Andrew Gates once again provides his usual intelligent commentary to one of my postings, in this case, Gasland – The Documentary.

These companies will DEFINITELY take advantage of land owners in a second if they can.

My paternal ancestors were coal miners from Kentucky. My great grandfather worked for the mining company for a very long time. When he retired, the company gave him a piece of land on one of the mountains (that they thought was worthless, of course) that they owned. That was sort of a tradition back in that time.

Anyways, about 10 years after he retired, another company comes to him and says that they found more coal on that mountain and that they wanted his permission to mine the coal from under his property. They offered him a fixed amount per month for the rights to mine.

My great grandfather, being a veteran of the mining industry, knew that the company would mine the coal as quickly as possible without regard to his property, so that they would only have to pay him a few thousand dollars for hundreds of thousands of dollars worth of coal.

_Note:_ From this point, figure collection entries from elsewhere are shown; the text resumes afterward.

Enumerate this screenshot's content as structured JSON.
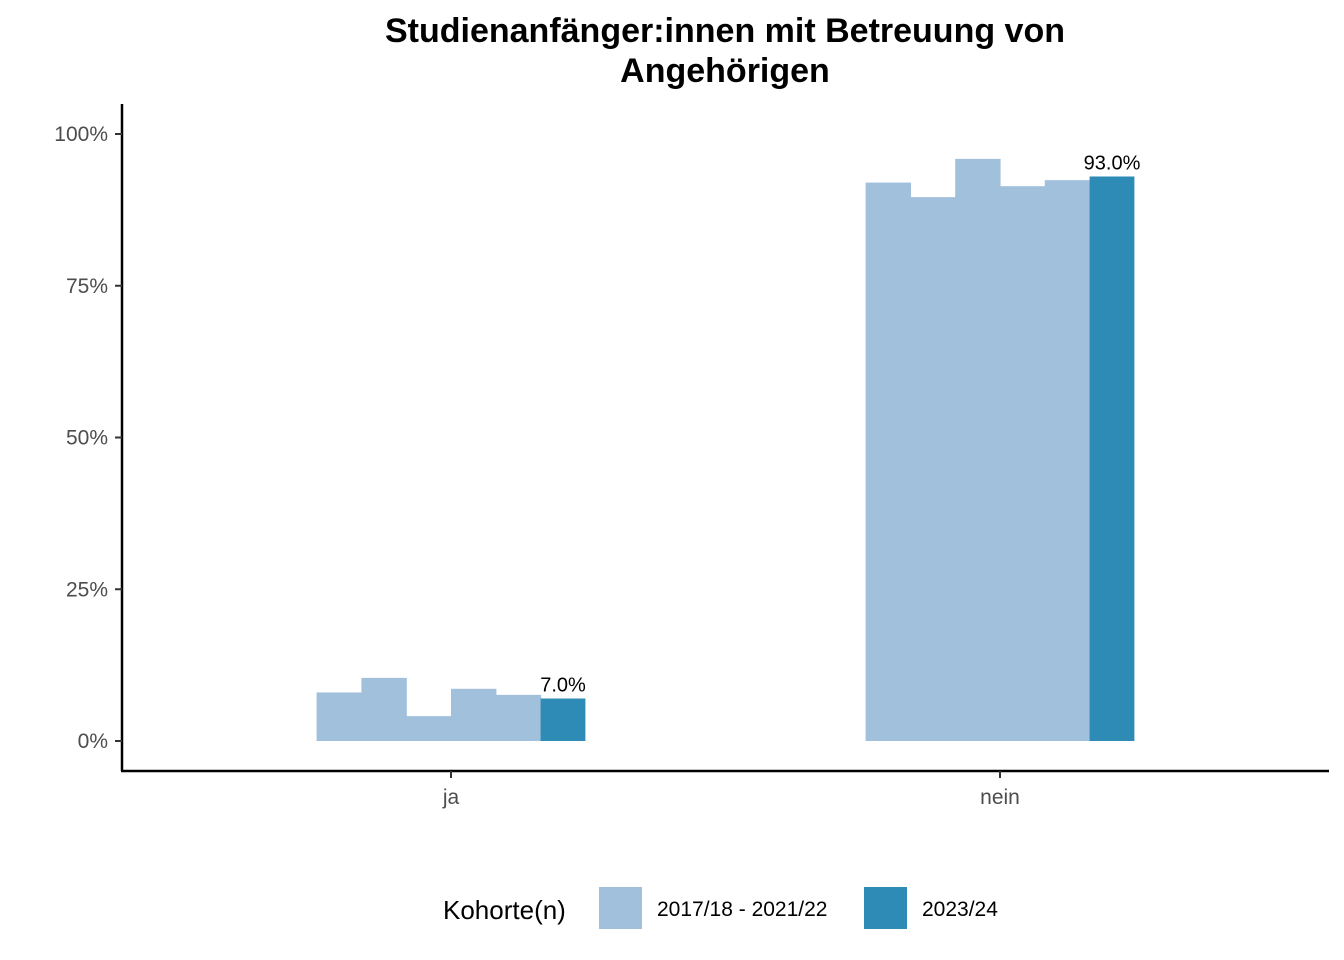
{
  "chart_data": {
    "type": "bar",
    "title_lines": [
      "Studienanfänger:innen mit Betreuung von",
      "Angehörigen"
    ],
    "xlabel": "",
    "ylabel": "",
    "categories": [
      "ja",
      "nein"
    ],
    "ylim": [
      0,
      105
    ],
    "yticks": [
      0,
      25,
      50,
      75,
      100
    ],
    "ytick_labels": [
      "0%",
      "25%",
      "50%",
      "75%",
      "100%"
    ],
    "grid": false,
    "previous_cohorts": {
      "name": "2017/18 - 2021/22",
      "color": "#a1c0dc",
      "values_by_category": [
        [
          8.0,
          10.4,
          4.1,
          8.6,
          7.6
        ],
        [
          92.0,
          89.6,
          95.9,
          91.4,
          92.4
        ]
      ]
    },
    "current_cohort": {
      "name": "2023/24",
      "color": "#2e8bb6",
      "values": [
        7.0,
        93.0
      ],
      "labels": [
        "7.0%",
        "93.0%"
      ]
    },
    "legend": {
      "title": "Kohorte(n)",
      "position": "bottom",
      "items": [
        {
          "label": "2017/18 - 2021/22",
          "color": "#a1c0dc"
        },
        {
          "label": "2023/24",
          "color": "#2e8bb6"
        }
      ]
    }
  }
}
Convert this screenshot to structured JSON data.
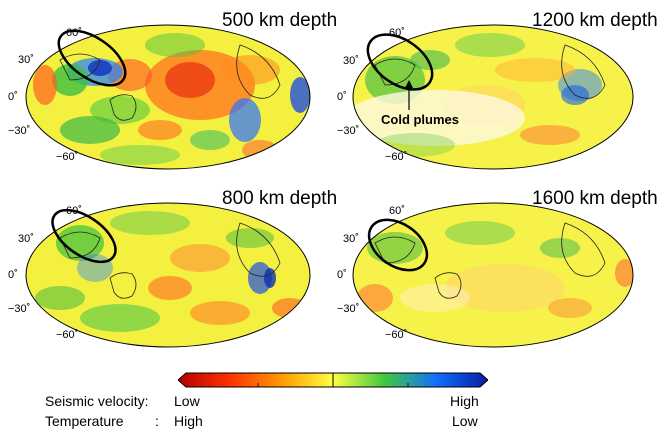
{
  "panels": [
    {
      "title": "500 km depth"
    },
    {
      "title": "1200 km depth",
      "annotation": "Cold plumes"
    },
    {
      "title": "800 km depth"
    },
    {
      "title": "1600 km depth"
    }
  ],
  "lat_labels": [
    "60˚",
    "30˚",
    "0˚",
    "−30˚",
    "−60˚"
  ],
  "colorbar": {
    "colors": [
      "#b40000",
      "#ff3000",
      "#ff9a00",
      "#ffff40",
      "#40c840",
      "#1070ff",
      "#0a1aa0"
    ]
  },
  "legend": {
    "velocity_label": "Seismic velocity:",
    "velocity_low": "Low",
    "velocity_high": "High",
    "temperature_label": "Temperature",
    "temperature_sep": ":",
    "temperature_high": "High",
    "temperature_low": "Low"
  }
}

So my great grandfather told them that he would not give them rights to mine unless they paid him a fixed amount per ton of coal that was mined from his property. The company did NOT like those terms and tried everything in the book to get around it, but eventually they caved and accepted his terms. Because the company gave him so much grief about the terms of the mining deal, he also forced them to pay him a fee for every truck that went up and down HIS road to the mountain.

Its always a good story to tell to people who think that one man cant stand up to a large company.

I’m glad for the comment. There is no one in my family that has that kind of experience. (Pilants tend to be ministers, teachers and farmers although on rare occasions they may be found as Internet bloggers.)